Se acercó a mi y me besó suavemente, como si a penas rozase mis labios. Ese fue el beso que hizo que me enamorase de él como un tonto.

-Podrían matarte.

-Lo harán de todos modos.

-¿Estás seguro?

-Sí.

Le pedí que me esperase y le comuniqué al capitán mis planes, omitiendo el transformarle. Le dije que estábamos en algo parecido a un viaje de novios, que acabábamos de casarnos y aunque nos pasábamos todo el tiempo viajando, queríamos estar a solas un momento. Me sonrió divertido y me dijo que, mientras no hiciésemos ruído, podíamos hacer cualquier cosa.

Volví al camarote y lo miré sonriendo dulcemente, cerré la puerta, y él me abrazó sin siquiera dejar que me separase. Me necesitaba tanto como yo le necesitaba a él. Me besó como di estuviese desesperado, y yo mordí su labio con cuidado, sonriendo travieso.

-Parece que tienes prisa, pero no podemos hacer ruido.

Me llevó a la cama y me arrancó la ropa. Si, se podría decir así, estaba como loco y me deseaba tanto que todo le daba igual. Ni me preparó siquiera, simplemente tapó mi boca con su mano y me la metió de golpe. En toda mi vida nada me causó más dolor y placer al mismo tiempo. Era como estar en el cielo, y al mismo tiempo en el infierno. Se movía muy deprisa y no me dejaba gemir. Si no eran sus dedos dentro de mi boca, lo cual es muy excitante, eran sus besos. La cuestión era que nadie nos oyese, o podríamos tener problemas el resto del viaje.

Su polla crecía dentro de mi, se abría paso revoltosa en mi culo y me llevaba a límites que Sebastian nunca consiguió, aunque sabía que Aevar nunca podría hacerme sentir lo que sentía con él. Eran formas distintas de follar, cada uno a su manera. En toda mi vida solo dos personas consiguieron hacerme perder la cabeza. Uno fue Aevar, y el otro Sebastian. Cada uno a su manera.

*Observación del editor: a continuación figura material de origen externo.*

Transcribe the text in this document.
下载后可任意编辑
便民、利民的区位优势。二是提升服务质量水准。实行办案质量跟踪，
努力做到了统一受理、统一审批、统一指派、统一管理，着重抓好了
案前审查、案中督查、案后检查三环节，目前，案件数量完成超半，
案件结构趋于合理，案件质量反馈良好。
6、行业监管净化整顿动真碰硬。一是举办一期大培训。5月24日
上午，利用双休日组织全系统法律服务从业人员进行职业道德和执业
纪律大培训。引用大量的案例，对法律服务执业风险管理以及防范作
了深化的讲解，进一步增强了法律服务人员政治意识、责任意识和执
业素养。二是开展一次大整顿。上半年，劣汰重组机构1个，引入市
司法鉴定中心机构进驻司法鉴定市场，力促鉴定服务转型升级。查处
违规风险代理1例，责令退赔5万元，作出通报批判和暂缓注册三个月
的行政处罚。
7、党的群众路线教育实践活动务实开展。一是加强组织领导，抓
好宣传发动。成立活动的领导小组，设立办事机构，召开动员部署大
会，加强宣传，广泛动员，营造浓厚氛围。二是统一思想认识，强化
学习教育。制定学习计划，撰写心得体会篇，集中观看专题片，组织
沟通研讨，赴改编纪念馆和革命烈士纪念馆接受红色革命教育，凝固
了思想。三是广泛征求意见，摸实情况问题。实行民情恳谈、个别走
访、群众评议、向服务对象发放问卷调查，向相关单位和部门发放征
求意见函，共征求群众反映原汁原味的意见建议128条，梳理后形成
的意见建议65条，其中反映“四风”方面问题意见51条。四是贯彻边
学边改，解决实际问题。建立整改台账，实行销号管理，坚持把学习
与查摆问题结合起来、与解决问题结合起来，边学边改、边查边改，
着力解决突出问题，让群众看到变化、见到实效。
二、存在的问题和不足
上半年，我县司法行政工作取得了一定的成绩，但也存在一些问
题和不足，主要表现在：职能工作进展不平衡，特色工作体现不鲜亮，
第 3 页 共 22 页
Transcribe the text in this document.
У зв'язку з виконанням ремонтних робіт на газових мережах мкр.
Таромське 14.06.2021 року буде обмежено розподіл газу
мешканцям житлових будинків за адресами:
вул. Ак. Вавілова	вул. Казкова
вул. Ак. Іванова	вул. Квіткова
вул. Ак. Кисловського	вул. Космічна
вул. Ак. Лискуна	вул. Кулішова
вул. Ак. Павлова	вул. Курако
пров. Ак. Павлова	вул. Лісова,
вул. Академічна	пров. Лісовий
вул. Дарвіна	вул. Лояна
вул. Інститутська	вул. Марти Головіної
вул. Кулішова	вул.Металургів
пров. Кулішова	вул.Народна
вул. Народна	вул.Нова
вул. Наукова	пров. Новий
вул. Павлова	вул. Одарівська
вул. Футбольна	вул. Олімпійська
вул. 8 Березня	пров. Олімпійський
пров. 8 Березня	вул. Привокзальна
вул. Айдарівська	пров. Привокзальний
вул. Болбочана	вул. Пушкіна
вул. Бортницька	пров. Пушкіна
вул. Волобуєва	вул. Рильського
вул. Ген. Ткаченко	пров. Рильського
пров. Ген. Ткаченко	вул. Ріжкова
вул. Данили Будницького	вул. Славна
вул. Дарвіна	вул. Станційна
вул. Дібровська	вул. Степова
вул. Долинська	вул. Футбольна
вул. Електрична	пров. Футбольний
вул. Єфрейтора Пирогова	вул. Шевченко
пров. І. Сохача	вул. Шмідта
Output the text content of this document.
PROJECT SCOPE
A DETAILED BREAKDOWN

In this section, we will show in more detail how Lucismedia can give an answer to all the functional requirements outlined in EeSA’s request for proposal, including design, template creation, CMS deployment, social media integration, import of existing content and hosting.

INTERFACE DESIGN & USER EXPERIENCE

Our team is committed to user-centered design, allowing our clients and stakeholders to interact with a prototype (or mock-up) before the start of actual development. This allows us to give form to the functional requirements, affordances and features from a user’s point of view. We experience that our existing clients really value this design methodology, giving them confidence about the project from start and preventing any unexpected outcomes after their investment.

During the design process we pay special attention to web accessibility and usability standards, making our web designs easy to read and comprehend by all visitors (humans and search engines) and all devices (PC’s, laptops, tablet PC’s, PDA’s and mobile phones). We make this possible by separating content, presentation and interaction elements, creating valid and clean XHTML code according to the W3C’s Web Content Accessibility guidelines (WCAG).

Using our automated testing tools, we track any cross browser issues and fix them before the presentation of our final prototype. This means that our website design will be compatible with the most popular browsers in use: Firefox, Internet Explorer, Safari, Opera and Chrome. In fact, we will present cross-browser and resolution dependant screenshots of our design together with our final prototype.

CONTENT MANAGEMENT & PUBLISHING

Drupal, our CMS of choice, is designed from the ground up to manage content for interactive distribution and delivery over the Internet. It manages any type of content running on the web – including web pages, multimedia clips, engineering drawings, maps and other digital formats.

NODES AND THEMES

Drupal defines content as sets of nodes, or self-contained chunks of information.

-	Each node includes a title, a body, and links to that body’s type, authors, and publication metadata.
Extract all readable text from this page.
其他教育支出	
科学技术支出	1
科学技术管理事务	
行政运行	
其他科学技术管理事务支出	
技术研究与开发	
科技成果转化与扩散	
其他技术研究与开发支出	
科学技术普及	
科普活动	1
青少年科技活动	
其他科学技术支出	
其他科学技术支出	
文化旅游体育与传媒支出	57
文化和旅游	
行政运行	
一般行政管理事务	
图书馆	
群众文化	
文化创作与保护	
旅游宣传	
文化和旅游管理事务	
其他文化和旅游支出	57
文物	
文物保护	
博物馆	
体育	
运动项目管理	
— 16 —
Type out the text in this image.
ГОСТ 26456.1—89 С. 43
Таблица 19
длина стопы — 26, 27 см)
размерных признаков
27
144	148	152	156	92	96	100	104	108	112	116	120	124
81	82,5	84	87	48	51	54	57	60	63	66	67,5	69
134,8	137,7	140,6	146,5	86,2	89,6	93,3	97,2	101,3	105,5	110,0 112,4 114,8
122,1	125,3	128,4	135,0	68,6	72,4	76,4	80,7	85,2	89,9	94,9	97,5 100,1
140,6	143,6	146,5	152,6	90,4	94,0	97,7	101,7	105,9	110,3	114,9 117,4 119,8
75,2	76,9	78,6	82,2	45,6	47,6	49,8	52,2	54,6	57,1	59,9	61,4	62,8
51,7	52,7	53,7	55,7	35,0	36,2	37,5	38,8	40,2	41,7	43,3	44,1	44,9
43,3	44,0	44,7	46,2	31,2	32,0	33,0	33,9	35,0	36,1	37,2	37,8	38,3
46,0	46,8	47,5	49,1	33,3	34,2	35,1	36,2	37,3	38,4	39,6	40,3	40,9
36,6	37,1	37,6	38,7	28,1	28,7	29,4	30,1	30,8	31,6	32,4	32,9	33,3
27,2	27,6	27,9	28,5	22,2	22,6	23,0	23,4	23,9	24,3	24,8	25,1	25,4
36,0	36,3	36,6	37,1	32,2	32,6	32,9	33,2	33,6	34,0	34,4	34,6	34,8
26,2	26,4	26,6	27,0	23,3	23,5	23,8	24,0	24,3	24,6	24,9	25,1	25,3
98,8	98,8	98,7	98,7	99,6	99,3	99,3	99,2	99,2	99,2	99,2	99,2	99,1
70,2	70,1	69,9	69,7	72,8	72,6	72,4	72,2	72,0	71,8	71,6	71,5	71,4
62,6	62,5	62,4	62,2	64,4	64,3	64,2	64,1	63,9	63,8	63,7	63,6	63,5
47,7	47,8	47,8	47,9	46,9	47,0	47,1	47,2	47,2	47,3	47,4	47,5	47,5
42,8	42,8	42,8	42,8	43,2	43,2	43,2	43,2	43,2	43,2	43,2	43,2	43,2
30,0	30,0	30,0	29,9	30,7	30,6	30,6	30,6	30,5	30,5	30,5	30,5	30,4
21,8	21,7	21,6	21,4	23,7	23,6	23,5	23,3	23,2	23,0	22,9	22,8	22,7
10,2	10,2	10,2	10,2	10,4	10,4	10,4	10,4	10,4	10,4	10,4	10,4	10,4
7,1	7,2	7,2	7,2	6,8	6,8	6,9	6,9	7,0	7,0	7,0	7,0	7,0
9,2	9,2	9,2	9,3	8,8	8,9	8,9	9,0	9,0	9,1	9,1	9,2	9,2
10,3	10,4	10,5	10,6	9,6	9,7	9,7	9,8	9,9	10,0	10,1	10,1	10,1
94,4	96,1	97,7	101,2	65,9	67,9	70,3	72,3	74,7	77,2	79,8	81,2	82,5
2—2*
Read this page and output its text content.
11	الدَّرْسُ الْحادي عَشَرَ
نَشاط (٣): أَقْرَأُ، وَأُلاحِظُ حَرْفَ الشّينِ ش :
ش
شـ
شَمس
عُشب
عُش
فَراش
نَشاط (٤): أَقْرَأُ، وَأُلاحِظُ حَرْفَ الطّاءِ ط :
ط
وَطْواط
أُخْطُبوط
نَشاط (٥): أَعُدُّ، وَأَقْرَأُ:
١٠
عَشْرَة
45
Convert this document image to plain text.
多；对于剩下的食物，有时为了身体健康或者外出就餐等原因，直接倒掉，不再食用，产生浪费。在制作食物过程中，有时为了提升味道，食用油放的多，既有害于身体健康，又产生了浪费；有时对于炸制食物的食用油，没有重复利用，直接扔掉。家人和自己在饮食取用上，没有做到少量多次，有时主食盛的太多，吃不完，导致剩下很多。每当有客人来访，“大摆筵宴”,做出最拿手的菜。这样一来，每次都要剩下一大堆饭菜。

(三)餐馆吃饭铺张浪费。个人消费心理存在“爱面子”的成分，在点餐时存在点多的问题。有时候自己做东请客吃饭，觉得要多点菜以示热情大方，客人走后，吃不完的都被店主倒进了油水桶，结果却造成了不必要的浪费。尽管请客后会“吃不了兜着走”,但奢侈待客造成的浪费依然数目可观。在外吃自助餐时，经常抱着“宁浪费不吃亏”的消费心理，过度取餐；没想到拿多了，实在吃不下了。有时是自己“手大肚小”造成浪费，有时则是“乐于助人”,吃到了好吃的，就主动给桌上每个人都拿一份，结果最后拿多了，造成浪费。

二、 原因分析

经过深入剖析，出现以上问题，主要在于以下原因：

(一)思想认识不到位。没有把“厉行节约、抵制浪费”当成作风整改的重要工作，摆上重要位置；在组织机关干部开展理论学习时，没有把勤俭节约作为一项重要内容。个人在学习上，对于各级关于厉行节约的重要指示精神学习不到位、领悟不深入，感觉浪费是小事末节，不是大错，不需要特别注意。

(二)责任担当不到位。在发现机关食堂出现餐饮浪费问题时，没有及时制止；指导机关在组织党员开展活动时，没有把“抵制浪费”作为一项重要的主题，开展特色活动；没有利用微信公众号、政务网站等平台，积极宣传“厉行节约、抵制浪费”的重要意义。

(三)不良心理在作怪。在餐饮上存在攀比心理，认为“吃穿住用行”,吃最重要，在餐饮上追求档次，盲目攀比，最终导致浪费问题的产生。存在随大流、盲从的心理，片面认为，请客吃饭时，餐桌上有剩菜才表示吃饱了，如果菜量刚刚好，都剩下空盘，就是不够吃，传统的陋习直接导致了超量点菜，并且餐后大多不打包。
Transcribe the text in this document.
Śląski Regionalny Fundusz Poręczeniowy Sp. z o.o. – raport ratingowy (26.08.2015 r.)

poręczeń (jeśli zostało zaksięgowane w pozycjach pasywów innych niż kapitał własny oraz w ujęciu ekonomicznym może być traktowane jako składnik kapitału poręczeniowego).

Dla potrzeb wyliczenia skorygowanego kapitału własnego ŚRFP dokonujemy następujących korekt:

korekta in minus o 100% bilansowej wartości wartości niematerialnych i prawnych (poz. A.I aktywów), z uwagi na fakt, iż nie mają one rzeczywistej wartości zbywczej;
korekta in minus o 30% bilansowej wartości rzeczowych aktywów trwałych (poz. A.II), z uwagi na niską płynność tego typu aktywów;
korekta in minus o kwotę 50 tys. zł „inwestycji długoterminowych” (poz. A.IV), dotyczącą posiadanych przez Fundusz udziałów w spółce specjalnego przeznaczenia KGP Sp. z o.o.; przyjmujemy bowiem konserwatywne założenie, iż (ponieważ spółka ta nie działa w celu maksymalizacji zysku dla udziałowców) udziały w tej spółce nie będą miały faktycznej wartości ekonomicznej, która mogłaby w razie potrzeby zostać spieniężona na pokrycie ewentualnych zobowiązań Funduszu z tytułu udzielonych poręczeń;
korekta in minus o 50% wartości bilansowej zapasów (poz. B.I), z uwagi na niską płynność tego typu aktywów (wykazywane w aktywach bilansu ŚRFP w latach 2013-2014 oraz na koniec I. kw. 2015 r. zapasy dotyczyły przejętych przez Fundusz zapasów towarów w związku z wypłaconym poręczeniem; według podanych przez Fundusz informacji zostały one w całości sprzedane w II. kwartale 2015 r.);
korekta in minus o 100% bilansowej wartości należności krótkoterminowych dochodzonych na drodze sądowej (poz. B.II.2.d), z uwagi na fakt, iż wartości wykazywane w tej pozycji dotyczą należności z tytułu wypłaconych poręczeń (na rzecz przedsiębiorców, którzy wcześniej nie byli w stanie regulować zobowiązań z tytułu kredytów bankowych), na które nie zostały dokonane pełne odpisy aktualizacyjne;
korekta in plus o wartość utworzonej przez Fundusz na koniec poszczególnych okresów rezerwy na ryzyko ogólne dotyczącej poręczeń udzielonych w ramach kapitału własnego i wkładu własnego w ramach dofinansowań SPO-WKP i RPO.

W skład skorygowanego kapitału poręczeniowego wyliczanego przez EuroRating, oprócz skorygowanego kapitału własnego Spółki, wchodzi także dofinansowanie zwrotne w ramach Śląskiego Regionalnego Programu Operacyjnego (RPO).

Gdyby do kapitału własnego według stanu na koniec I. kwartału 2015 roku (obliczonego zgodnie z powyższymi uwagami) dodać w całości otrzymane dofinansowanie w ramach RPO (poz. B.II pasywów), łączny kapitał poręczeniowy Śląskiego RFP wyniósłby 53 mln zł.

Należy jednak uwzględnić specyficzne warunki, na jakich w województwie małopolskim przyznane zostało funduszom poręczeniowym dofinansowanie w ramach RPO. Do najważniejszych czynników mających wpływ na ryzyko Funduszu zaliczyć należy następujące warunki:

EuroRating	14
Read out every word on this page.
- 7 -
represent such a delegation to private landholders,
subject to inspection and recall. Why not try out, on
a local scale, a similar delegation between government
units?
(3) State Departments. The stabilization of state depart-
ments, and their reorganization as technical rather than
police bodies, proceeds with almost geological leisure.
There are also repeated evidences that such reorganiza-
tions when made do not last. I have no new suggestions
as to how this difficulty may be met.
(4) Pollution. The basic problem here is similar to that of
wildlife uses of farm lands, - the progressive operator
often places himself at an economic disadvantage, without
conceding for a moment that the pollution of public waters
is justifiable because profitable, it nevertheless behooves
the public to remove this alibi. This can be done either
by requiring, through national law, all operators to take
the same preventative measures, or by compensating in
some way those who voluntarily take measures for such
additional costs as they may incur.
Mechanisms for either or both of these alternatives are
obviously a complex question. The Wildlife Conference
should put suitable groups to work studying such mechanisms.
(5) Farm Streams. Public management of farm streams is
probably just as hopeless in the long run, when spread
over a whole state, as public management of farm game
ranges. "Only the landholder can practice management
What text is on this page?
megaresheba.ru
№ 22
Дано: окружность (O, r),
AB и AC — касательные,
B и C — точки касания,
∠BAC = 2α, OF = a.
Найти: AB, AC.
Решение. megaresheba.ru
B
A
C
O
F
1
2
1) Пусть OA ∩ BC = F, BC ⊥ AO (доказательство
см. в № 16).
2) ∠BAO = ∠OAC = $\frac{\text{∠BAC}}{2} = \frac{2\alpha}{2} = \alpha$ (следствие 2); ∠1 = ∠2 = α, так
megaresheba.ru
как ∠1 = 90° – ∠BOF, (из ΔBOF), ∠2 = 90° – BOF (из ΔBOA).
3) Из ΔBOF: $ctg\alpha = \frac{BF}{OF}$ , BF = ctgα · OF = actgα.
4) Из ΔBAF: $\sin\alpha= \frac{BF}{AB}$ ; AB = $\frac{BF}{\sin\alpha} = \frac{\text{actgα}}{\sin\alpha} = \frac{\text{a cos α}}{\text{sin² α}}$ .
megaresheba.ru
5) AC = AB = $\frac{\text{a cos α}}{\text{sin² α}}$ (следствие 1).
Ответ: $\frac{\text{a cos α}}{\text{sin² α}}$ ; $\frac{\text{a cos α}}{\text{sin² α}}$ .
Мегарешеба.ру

Me agarró el miembro y sacó sus dedos de mi boca. Tuve que aguantarme varios gemidos porque era delicioso. Era muy rudo, por eso me recuerda un poco a Albert, pero me amaba, y lo sigue haciendo. Su polla latió dentro de mí, y me besó con tanta pasión que creí derretirme. Sé que lo hizo para que mis gemidos no se oyesen, para que nadie se enterase de lo que estábamos haciendo. Cuando se separó de mí, sus ojos delataban amor, y eso fue lo que consiguió que le mordiese. Me incorporé sin dejar que se separase de mí y le mordí. Para un vampiro no hay nada más excitante, y mientras tomaba su sangre, me corrí entre los dos. Tenía que dejarle casi sin sangre y fue algo que me costó mucho porque su sangre era adictiva, y era la última vez que podría disfrutar de ella, pero sabía cuándo parar. Su cuerpo fue perdiendo fuerzas, y cuando llegó el momento, me separé de él, mordí mi muñeca y le obligué a tragar mi sangre, tal y como Sebastian hizo conmigo.

Fue su noche más larga y dolorosa, pero cuando terminó y abrió los ojos sonreí feliz. Se habían vuelto rojos y tenían una belleza salvaje, algo que me encantó. Le besé, y él me abrazó con cariño.